According to Wharton finance professor David K. Musto, fund performance could improve as a result of the reforms, but market forces eventually could neutralize the gains. If lower fees cause a fund’s returns to improve, investors will pour more money into the fund, making it harder and harder for managers to find enough under-priced securities to soak up the additional cash. It will then become more difficult for the actively managed fund to compete with the passively managed index fund charging lower fees.

 

If the reforms make fund directors more vigilant, fees may come down, he says, noting, however, that market forces are the real factor driving fees. In many other countries, investors pay much higher fees, simply because they have not been educated about the importance of minimizing costs. “If investors cared more about fees, then fees would come down.”

 

Investors and regulators will be able to assess the governance changes by observing the behavior of the boards at large fund complexes, where a single board often oversees dozens of funds, Musto says. In any given year, a board overseeing a single fund would not be expected to fire its advisory firm. But a board with 100 funds could well be expected to regularly find a few poorly performing advisors that need to be replaced.

 

The stale-price scandal began in September 2003 when regulators announced that funds run by Bank One Corp. had allowed a hedge fund to make trades at stale prices, draining money from the funds and undercutting the value of ordinary investors’ holdings. As the scandal unfolded, it turned out that many funds had given favored investors such preferential treatment, and in some cases fund company executives were trading for themselves at the expense of their shareholders.

 

In June, Bank One Corp agreed to pay $90 million to settle a market-timing case brought by the SEC and New York Attorney General Eliot Spitzer.

 

Though the stale-price scandal seems to be ebbing, the SEC announced early in July that it had begun to look at the massive 401(k) industry, seeking evidence of kickbacks paid by fund companies to get their funds included in 401(k) plans. If funds pay plan sponsors – employers or the plan-packaging firms they use – for “shelf space,” employees may not be getting the best fund choices. Nearly $1 trillion is invested in funds through 401(k)s. “I believe there’s a lot of, for want of a better expression, hanky panky going on in the 401(k) area,” Bogle says.

 

Regulators are also looking at “soft dollar” arrangements between funds and the brokerages that execute the funds’ trades. Instead of paying a penny a share to buy and sell, a fund might pay a nickel. In exchange the brokerage provides the fund with market research, stock analysis and other services. The question is whether these arrangements benefit fund investors or hurt them by adding to costs.

 

Though trading costs clearly hurt fund performance, they are not reported to investors.

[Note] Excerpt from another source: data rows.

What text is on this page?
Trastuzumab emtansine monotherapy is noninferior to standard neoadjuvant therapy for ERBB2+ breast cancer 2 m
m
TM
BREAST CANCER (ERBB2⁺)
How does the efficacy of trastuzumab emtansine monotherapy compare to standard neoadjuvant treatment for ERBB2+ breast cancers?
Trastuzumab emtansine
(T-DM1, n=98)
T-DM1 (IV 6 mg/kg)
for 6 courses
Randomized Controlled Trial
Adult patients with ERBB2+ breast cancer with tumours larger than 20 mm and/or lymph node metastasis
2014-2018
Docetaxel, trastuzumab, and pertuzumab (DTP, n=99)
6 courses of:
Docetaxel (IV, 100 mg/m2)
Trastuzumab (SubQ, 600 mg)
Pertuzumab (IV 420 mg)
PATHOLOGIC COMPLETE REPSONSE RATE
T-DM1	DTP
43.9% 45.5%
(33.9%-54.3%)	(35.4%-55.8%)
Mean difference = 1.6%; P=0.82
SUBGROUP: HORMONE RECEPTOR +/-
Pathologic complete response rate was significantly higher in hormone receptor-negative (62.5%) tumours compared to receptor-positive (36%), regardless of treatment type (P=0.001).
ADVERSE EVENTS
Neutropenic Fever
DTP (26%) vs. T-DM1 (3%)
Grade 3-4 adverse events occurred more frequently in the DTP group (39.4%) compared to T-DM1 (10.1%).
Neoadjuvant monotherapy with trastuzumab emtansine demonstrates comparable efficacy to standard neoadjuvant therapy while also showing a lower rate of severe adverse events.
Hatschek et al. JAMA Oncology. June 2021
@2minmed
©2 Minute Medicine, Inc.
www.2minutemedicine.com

Investors may be attracted to a fund because the reported fees are low, not realizing actual expenses are much higher.

 

Despite the ongoing investigations, Spitzer and top regulators at the SEC have said in recent interviews that the worst of the fund industry scandals probably are now past. Musto believes that may well be the case. “All of the typical things that people have been talking about over the years have come up,” he says. “So, off the top of my head, I can’t think of some category of misbehavior that people have conjectured about that Eliot Spitzer [and other regulators] have not looked into.”